A CoinDesk-commissioned poll found that 62% of U.S. voters distrust the Trump administration's oversight of the crypto industry, as the Digital Asset Market Clarity Act faces a critical juncture in the Senate amid growing concerns over the president's personal financial ties to the sector.
The survey of 1,000 registered voters, conducted by research firm Public Opinion Strategies, also revealed that 73% of the public opposes senior government officials having personal business dealings in an industry they regulate. The White House did not respond to a request for comment.
The poll's findings highlight a significant credibility gap, with only 40% of voters approving of Trump's performance. Nearly half (45%) of respondents knew of the Trump family's financial interests in crypto, though only 17% were aware of their specific backing of World Liberty Financial. Even among Republican voters, a 59% majority expressed opposition to officials holding financial stakes in the crypto industry.
This widespread public distrust could empower political opponents to block or heavily amend the CLARITY Act, which seeks to provide a clear regulatory framework for digital assets.

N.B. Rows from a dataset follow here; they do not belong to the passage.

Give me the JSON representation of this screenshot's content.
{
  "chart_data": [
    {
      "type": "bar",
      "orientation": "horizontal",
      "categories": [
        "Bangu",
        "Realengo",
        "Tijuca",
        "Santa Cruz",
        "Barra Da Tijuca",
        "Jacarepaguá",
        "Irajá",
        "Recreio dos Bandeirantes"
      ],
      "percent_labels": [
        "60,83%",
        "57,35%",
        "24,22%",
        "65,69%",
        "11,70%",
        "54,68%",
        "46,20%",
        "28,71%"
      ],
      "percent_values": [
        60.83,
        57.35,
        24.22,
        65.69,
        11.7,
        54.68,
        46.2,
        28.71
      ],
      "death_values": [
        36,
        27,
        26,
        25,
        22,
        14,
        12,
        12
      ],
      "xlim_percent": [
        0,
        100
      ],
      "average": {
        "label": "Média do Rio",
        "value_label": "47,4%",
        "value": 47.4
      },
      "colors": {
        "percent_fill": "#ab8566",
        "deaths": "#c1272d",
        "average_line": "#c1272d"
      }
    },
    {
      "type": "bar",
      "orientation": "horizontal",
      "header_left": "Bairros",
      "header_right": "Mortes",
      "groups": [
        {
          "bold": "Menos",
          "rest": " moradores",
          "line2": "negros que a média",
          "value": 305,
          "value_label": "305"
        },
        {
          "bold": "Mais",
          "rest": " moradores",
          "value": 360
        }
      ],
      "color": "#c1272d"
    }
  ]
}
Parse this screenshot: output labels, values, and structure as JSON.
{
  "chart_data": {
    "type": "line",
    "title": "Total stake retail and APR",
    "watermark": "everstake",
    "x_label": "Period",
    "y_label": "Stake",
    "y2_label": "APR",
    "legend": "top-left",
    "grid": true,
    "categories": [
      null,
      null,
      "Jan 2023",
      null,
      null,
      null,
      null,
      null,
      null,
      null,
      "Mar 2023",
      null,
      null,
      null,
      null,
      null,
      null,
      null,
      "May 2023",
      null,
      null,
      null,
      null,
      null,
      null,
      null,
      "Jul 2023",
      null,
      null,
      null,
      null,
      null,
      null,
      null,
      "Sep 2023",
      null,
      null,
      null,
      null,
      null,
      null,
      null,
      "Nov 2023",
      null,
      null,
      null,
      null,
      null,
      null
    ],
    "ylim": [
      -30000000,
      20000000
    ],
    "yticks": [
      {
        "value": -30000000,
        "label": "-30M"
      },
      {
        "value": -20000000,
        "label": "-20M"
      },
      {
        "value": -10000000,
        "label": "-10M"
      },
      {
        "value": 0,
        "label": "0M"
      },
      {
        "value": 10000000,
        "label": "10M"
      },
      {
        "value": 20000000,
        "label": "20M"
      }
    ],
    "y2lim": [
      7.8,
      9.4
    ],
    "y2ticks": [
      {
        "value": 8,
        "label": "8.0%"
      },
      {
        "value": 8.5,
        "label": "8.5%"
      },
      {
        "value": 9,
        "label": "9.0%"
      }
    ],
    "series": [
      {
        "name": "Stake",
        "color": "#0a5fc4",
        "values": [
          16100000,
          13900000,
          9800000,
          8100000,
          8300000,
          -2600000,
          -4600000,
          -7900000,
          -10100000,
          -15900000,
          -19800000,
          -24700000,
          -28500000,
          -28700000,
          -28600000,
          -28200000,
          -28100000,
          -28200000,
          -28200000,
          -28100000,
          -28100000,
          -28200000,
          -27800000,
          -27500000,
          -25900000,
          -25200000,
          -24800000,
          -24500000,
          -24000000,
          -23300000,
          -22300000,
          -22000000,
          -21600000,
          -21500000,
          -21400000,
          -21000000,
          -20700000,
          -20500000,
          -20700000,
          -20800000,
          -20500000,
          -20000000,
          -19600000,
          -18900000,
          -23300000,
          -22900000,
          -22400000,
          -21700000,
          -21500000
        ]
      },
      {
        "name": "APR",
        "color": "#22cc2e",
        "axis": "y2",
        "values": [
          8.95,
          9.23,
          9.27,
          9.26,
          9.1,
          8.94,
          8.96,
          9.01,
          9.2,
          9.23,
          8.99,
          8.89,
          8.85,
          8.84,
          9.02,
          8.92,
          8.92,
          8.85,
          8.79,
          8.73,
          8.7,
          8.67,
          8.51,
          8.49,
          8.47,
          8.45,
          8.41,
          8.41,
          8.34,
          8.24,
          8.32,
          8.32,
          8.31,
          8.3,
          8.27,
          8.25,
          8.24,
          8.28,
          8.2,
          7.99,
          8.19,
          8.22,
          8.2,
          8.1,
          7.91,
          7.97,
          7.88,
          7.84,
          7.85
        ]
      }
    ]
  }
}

The bill's passage is seen as a crucial step for institutional adoption, but Democratic demands to include a ban on personal crypto ties for senior officials—a provision clearly aimed at the President—threaten to derail the entire legislative effort.
CLARITY Act Hits Senate Wall
The Digital Asset Market Clarity Act, which has already passed the House of Representatives, aims to provide regulatory certainty by classifying assets like Bitcoin and Ethereum as digital commodities under the jurisdiction of the Commodity Futures Trading Commission (CFTC). This move would resolve the long-standing ambiguity stemming from the application of the Howey Test, which has hampered institutional investment.
However, the bill's progress in the Senate is stalled. Beyond the conflict-of-interest debate surrounding the president, disputes over stablecoin yield restrictions and the extent of liability for DeFi developers have created significant friction. These disagreements reflect a deeper clash between legacy financial systems and the emerging digital asset class, leaving exchanges and institutional firms in a prolonged state of uncertainty.
Market Structure Awaits Regulatory Green Light
The lack of regulatory clarity is directly impacting market dynamics. According to data from CryptoQuant, the Coinbase Premium Index has remained negative throughout 2025, indicating that recent price rallies are driven by futures speculation rather than genuine U.S. spot demand. This hesitation from institutional capital has kept Bitcoin's price action range-bound despite improving global liquidity.
The CLARITY Act could be the inflection point. By establishing clear custody rules, the bill would remove significant balance sheet restrictions that currently prevent many institutions from participating in the spot market. A shift from speculative, futures-driven rallies to structurally supported demand from long-term investors hinges on the legislative outcome in Washington. The poll, however, suggests the political path to that clarity is narrower than ever.
This article is for informational purposes only and does not constitute investment advice.